The media appears to consider a knee blowout, a fallout with coaches or some PR snafu to be the biggest risk in investing with the Fantex Arian Foster tracking stock. My reading of the IPO documents indicates it is Foster's future financial situation and Fantex's ability to derive sustainable earnings that pose the biggest risk for investors.
Fantex said it conducted due diligence into Foster's financial situation and found no cause for alarm.
"As part of our due diligence of Arian Foster we reviewed financial and other information from him to evaluate financial suitability and brand sustainability (including credit worthiness). Other than what has been disclosed elsewhere in this prospectus, we have not been made aware by Arian Foster of any events or incidents (personal or otherwise) relating to Arian Foster that we believe would materially negatively impact the Arian Foster Brand going forward. Among other things we reviewed schedules of his assets and liabilities and existing commitments, tax returns and credit reports and credit scores."

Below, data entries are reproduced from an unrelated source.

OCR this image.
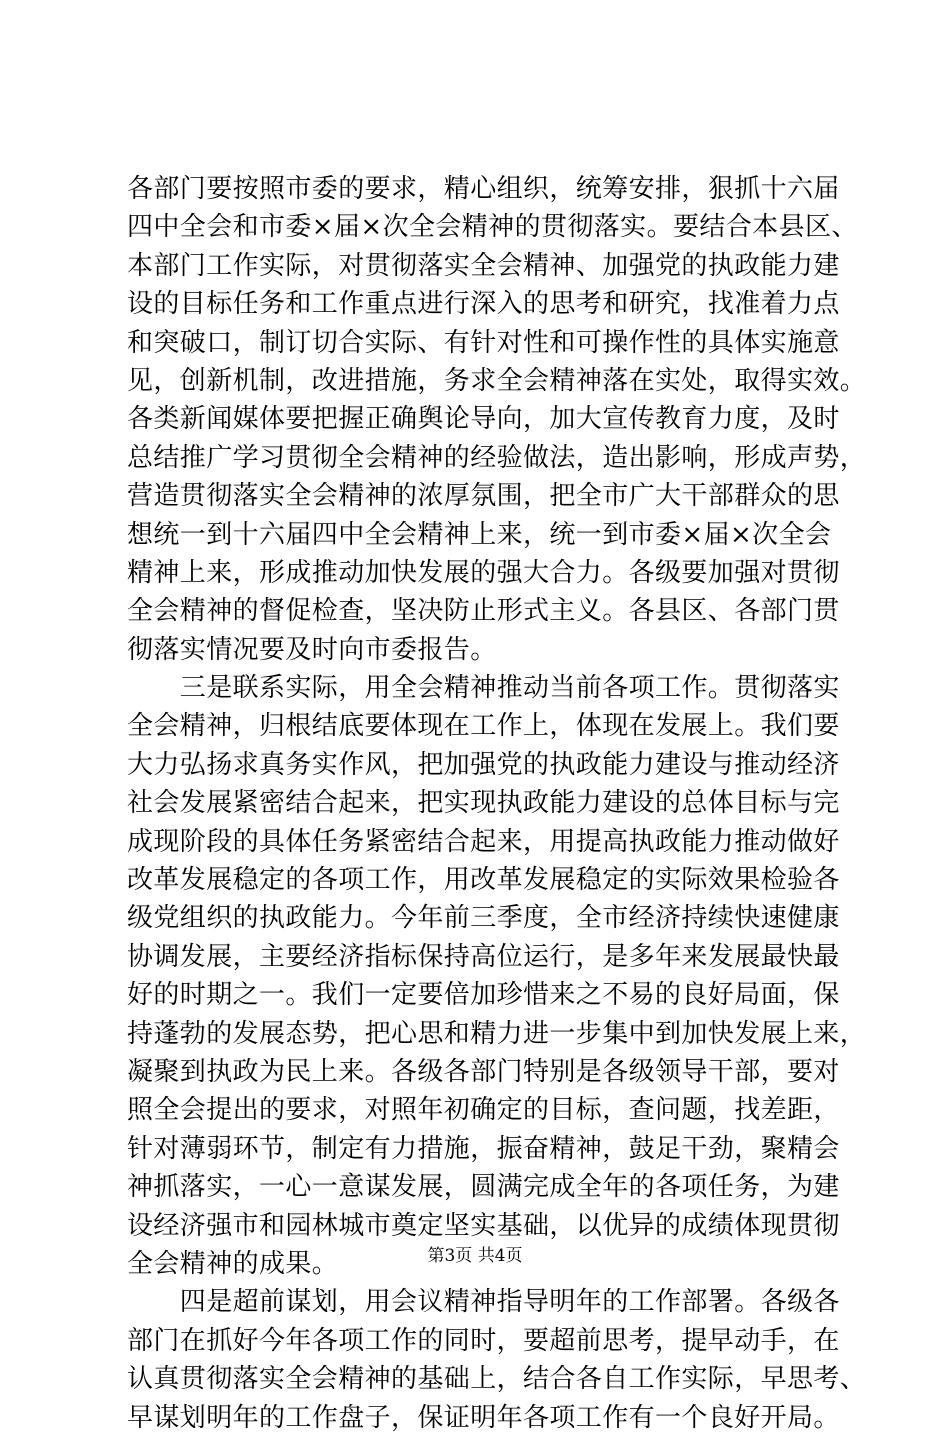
各部门要按照市委的要求，精心组织，统筹安排，狠抓十六届
四中全会和市委×届×次全会精神的贯彻落实。要结合本县区、
本部门工作实际，对贯彻落实全会精神、加强党的执政能力建
设的目标任务和工作重点进行深入的思考和研究，找准着力点
和突破口，制订切合实际、有针对性和可操作性的具体实施意
见，创新机制，改进措施，务求全会精神落在实处，取得实效。
各类新闻媒体要把握正确舆论导向，加大宣传教育力度，及时
总结推广学习贯彻全会精神的经验做法，造出影响，形成声势，
营造贯彻落实全会精神的浓厚氛围，把全市广大干部群众的思
想统一到十六届四中全会精神上来，统一到市委×届×次全会
精神上来，形成推动加快发展的强大合力。各级要加强对贯彻
全会精神的督促检查，坚决防止形式主义。各县区、各部门贯
彻落实情况要及时向市委报告。
　　三是联系实际，用全会精神推动当前各项工作。贯彻落实
全会精神，归根结底要体现在工作上，体现在发展上。我们要
大力弘扬求真务实作风，把加强党的执政能力建设与推动经济
社会发展紧密结合起来，把实现执政能力建设的总体目标与完
成现阶段的具体任务紧密结合起来，用提高执政能力推动做好
改革发展稳定的各项工作，用改革发展稳定的实际效果检验各
级党组织的执政能力。今年前三季度，全市经济持续快速健康
协调发展，主要经济指标保持高位运行，是多年来发展最快最
好的时期之一。我们一定要倍加珍惜来之不易的良好局面，保
持蓬勃的发展态势，把心思和精力进一步集中到加快发展上来，
凝聚到执政为民上来。各级各部门特别是各级领导干部，要对
照全会提出的要求，对照年初确定的目标，查问题，找差距，
针对薄弱环节，制定有力措施，振奋精神，鼓足干劲，聚精会
神抓落实，一心一意谋发展，圆满完成全年的各项任务，为建
设经济强市和园林城市奠定坚实基础，以优异的成绩体现贯彻
全会精神的成果。
　　四是超前谋划，用会议精神指导明年的工作部署。各级各
部门在抓好今年各项工作的同时，要超前思考，提早动手，在
认真贯彻落实全会精神的基础上，结合各自工作实际，早思考、
早谋划明年的工作盘子，保证明年各项工作有一个良好开局。
第3页 共4页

Prospective investors will only see Fantex's income statement and balance sheet. If Foster turns out to be a bad credit or if brand income became subordinated to his taking out additional debts, prospective investor losses recorded on published financial statements would likely be attributable to Fantex's management judgment and their due diligence.
Intellectually, Fantex and its financially sophisticated backers have created something ingenious for fans and a financial product that may help compensate NFL players for actual worth. The lion's share of money in NFL contracts isn't guaranteed by owners, and the league's history is littered with star athletes who never got the big payout they deserved for their on-field performance. (Fantex has not worked with the NFL to create the Arian Foster offering).
Sports Illustrated recently calculated that 78% of NFL players go bankrupt within five years of their retirement. Payouts like the $10 million in IPO proceeds that would go Foster's way if the Fantex listing proceeds could be an effective way for players to smooth out the league's absurdly inconsistent contract payouts.
If there is strong interest in Foster's sale of 20% of his brand income, it would not be surprising for other players to follow suit. For now, Foster, one of the hardest-working running backs in league history, will be carrying a big load for prospective investors.
Arian Foster's financial situation alone could govern whether Fantex will work or not. Investors should ask whether they are willing to bet on the running back's finances by way of Fantex. His lack of debt is a strong starting point, however, investors will have little recourse if that changes. They will also likely need other athletes to list their 'brand income' with Fantex.
It is worth noting that the Fantex share sale will limit the amount people can invest depending on their income. Those earning $50,000-to-$100,000 a year will be able to invest a maximum of $7,500.
As a piece of fan memorabilia, Fantex Series Arian Foster stock will prove disappointing. The shares being sold will only be issued in book-entry form -- prospective investors won't even get a certificate.